CES VOITURES DE LUXE MALADES QUE L’ON ÉVACUE À L’ÉTRANGER
DÉPANNAGE AUTOMOBILE
Jusqu’à une époque récente, les évacuations sanitaires ou médicales ne concernaient que les personnes malades envoyées à l’étranger. Eh bien, mondialisation et sophistication obligent, désormais, dans notre pays, on évacue aussi de plus en plus… des voitures de luxe électroniquement malades ! Ne riez pas. En effet, certains de nos compatriotes, farfelus ou amoureux de voitures de luxe, se payent la folie — ou le luxe, c’est selon — de faire évacuer leurs bolides « malades » en France, aux Usa ou en Allemagne. Qu’est-ce qui justifie ces évacuations à l’étranger de ces véhicules aux caprices multiples sur les plans électronique ou mécanique ? Les concessionnaires et mécaniciens sénégalais ont-ils atteint leurs limites face à certains types de véhicules ? « Le Témoin » a enquêté…
Entre évacuer à l’étranger pour sauver un parent mourant et évacuer pour réparer un bolide fumant, nous connaissons déjà certains richissimes sénégalais qui ont eu à choisir le bolide ou la voiture de luxe. Et tant pis pour le parent à l’article de la mort… Ce choix douloureux, pour ne pas dire cornélien, n’est sans doute pas synonyme d’un manque de considération vis-à-vis du parent malade. Hélas, dans bien des cas, la décision est influencée par le lien affectif ou amoureux qui lie l’homme à sa voiture de luxe. A l’image d’un « toubab » à son chien ou d’un berger peulh à son troupeau. Que ne paieraient en effet nos parents peulhs pour sauver une vache malade ? De fait, on comprend aisément l’affection et l’amour que l’homme porte à son bolide de luxe. Et ce bien que, sous beaucoup d’aspects, certaines dépenses ressemblent à du farfelu.

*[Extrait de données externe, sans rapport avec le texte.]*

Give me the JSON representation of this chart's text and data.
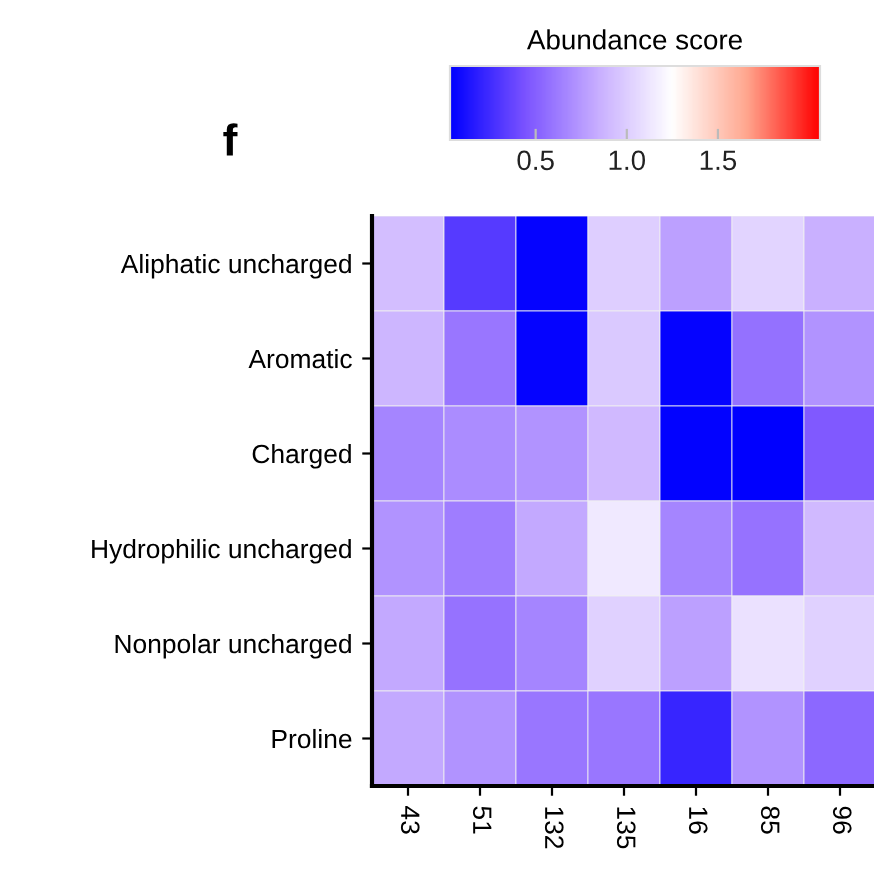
{
  "chart_data": {
    "type": "heatmap",
    "clabel": "Abundance score",
    "annotations": [
      "f"
    ],
    "categories": [
      "43",
      "51",
      "132",
      "135",
      "16",
      "85",
      "96"
    ],
    "y_categories": [
      "Aliphatic uncharged",
      "Aromatic",
      "Charged",
      "Hydrophilic uncharged",
      "Nonpolar uncharged",
      "Proline"
    ],
    "cells": [
      [
        0.92,
        0.32,
        0.05,
        1.0,
        0.78,
        1.03,
        0.85
      ],
      [
        0.88,
        0.6,
        0.05,
        0.98,
        0.05,
        0.57,
        0.72
      ],
      [
        0.66,
        0.69,
        0.72,
        0.9,
        0.04,
        0.03,
        0.47
      ],
      [
        0.72,
        0.63,
        0.82,
        1.14,
        0.66,
        0.58,
        0.9
      ],
      [
        0.82,
        0.58,
        0.66,
        1.02,
        0.78,
        1.1,
        1.02
      ],
      [
        0.82,
        0.72,
        0.6,
        0.6,
        0.22,
        0.72,
        0.53
      ]
    ],
    "clim": [
      0.03,
      2.06
    ],
    "cticks": [
      0.5,
      {
        "value": 1,
        "label": "1.0"
      },
      1.5
    ]
  }
}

Certes, nous sommes dans une époque où l'industrie automobile a effectué une seconde révolution. A cet effet, les voitures sont devenues plus « intelligentes » et vont même pouvoir être conduites sans chauffeur dans quelques années. Evidemment, qui dit plus « intelligentes », dit aussi plus coûteuses du fait des nouvelles technologies et de l’électronique dont elles sont bourrées. Dans cette révolution technologique, les constructeurs cherchent à faire des économies en réduisant le temps de développement des modèles et la quantité de consommation en carburant. Malheureusement, la complexité de ces nouvelles technologies entraîne certains modèles dans une spirale infernale de pannes électroniques ou techniques que les concessionnaires sénégalais ou les mécaniciens de rue ont le plus souvent bien du mal à réparer.
Au cours de nos investigations, nous avons rencontré des concessionnaires et garagistes qui ont pris plaisir à nous lister quelques modèles de luxe mécaniquement solides, technologiquement futuristes même mais électroniquement fragiles. Et, par conséquent, difficiles à réparer sous nos cieux ! Il s’agit des marques et modèles suivants : BMW S 1, BMW X5, Audi A5, Mercedes Slk, Porsche Cayenne, Audi A4, BMW 3335, Jaguar, Toyota V8, Maybach, Lexus Is et autres. A ce niveau, ouvrons une parenthèse pour dire que le Sénégal compte une poignée d'experts automobiles et de concessionnaires agréés comme « Carrefour-Automobiles », « Cfao-Sénégal », « Africaine de l’Automobile », « Sénégalaise de l’Automobile », « Matforce », « Seas Mercedes », « Espace Auto », « Sera » etc. Pour la réparation, l’entretien et la maintenance de ces marques de voitures rutilantes, Dieu sait que nos experts, mécaniciens et concessionnaires produisent, parfois, des miracles techniques ou électroniques.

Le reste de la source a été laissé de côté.